Vault, parameter stores, and environment configuration all matter here. They do not optimise the same pressure. See. Start with workload shape, not vendor branding. Check startup time, runtime length, and host control. Check who patches the base layer. Check whether scale is steady or bursty. Check whether warm state must survive. Simple, no? Secrets are sensitive values like API keys, passwords, and tokens. Configuration is broader: flags, endpoints, regions, and feature settings. Secret stores provide access control, audit, and rotation support. The trap is treating everything like an environment variable forever. So what to do? Write the fit matrix before provisioning anything. - Prioritise the slowest or costliest path. - Measure idle time honestly. - Record operational ownership. - Record rollback method. - Record debugging path. - Record compliance limits. Good teams choose boring defaults first. Fancy choices can wait.

2) Read the decision signals

Use a secret manager for credentials, certificates, and signing material. Use parameter stores for non-secret configuration that still needs central control.
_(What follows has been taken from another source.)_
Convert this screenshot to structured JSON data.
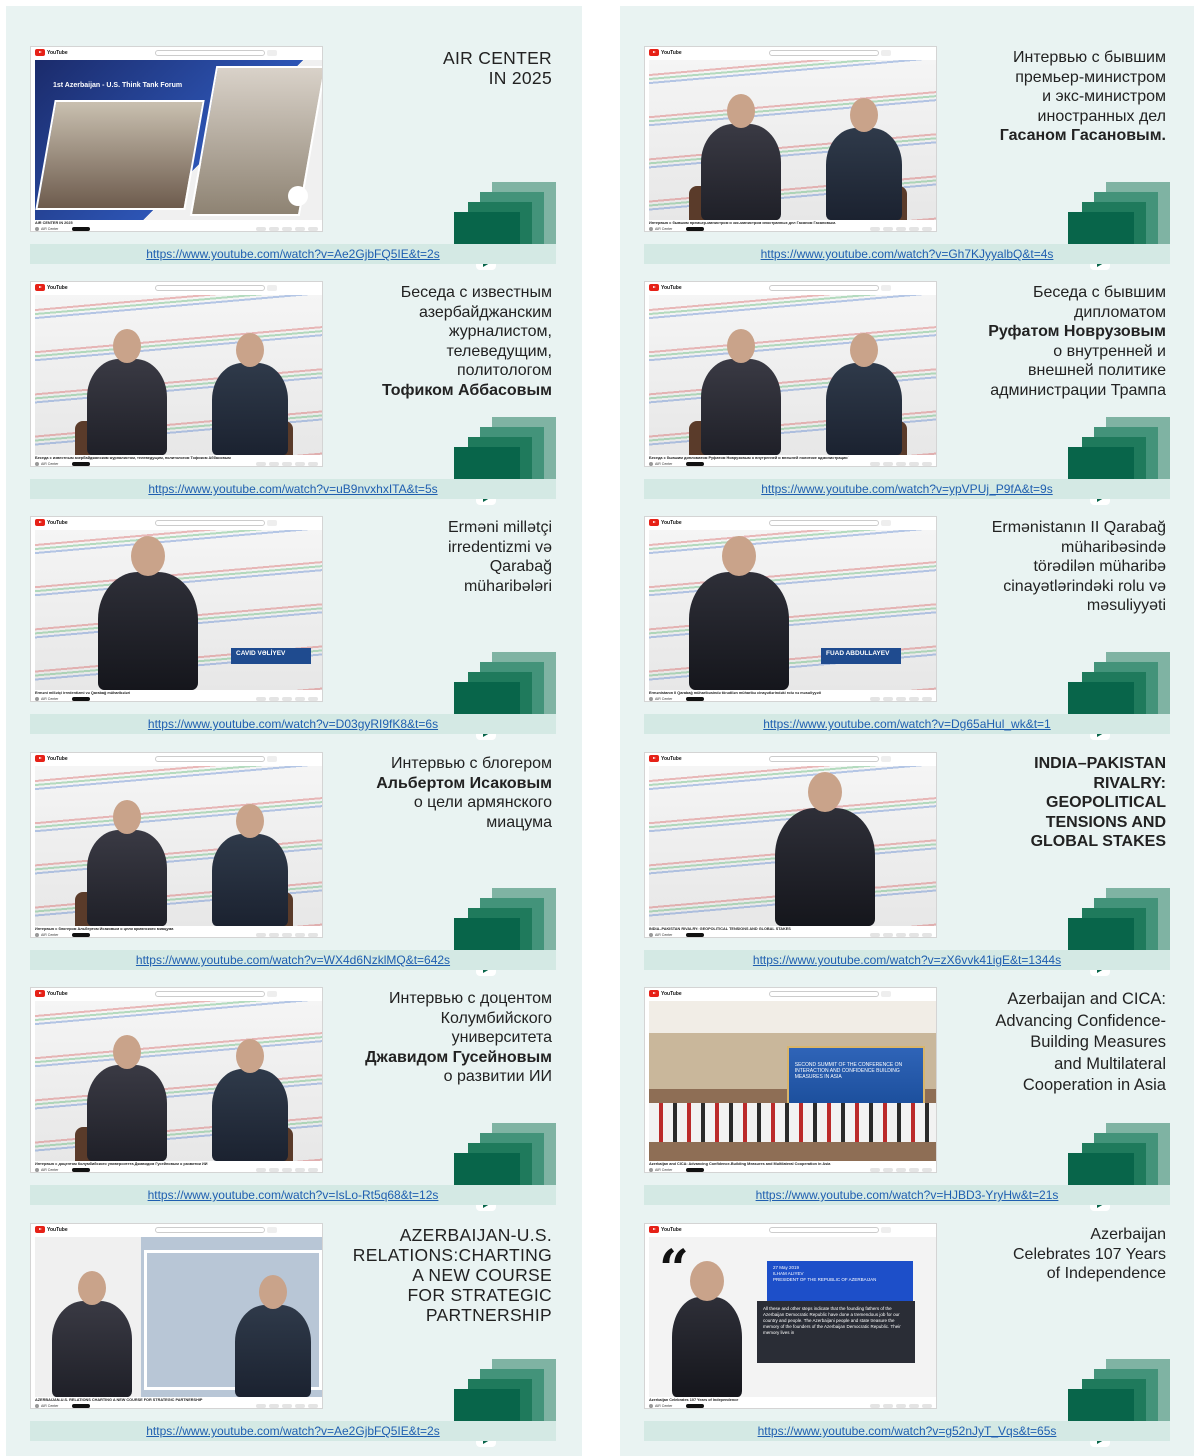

Inject secrets at runtime instead of baking them into images. Rotate secrets with automation because humans forget. Scope secret access by workload identity, not by shared team account. Separate local development convenience from production discipline. Now use thresholds, not feelings. If latency is sacred, keep readiness. If cost is sacred, chase utilisation carefully. If control is sacred, reduce abstraction. If delivery speed is sacred, buy managed pieces. Quick decision prompts: - Which values are secrets, and which are only config? - Who or what needs each secret at runtime? - How often should each secret rotate? - What is the fallback if rotation fails? - Where will audit logs live? - How will developers test safely? See. One clear 'no' can eliminate a whole option. Trade-offs are normal. Document the fallback path. Now watch.

3) Map the working path

The clean pattern is simple. Workload identity asks the manager for only what it needs. The application receives values just in time. Now watch the path. ┌────────────┐ ┌────────────┐ ┌────────────┐ │ App │──→│ Identity │──→│ SecretMgr │ └────────────┘ └─────┬──────┘ └─────┬──────┘ │ │ ▼ ▼ ┌────────────┐ ┌────────────┐ │ Config │ │ Audit │ └────────────┘ └────────────┘ Identity comes first, because anonymous secret reads are a bad joke. Secret managers should return narrow values, not giant bags. Configuration can often be cached more aggressively than secrets. Audit logs should show who read or changed critical items. Rotation is safer when clients can reload without restart panic. Good teams classify values before writing any integration code. At every arrow, ask who retries. At every box, ask who pays. At every store, ask what expires. Now watch. One metric should sit beside each box. That is how operations stays sane.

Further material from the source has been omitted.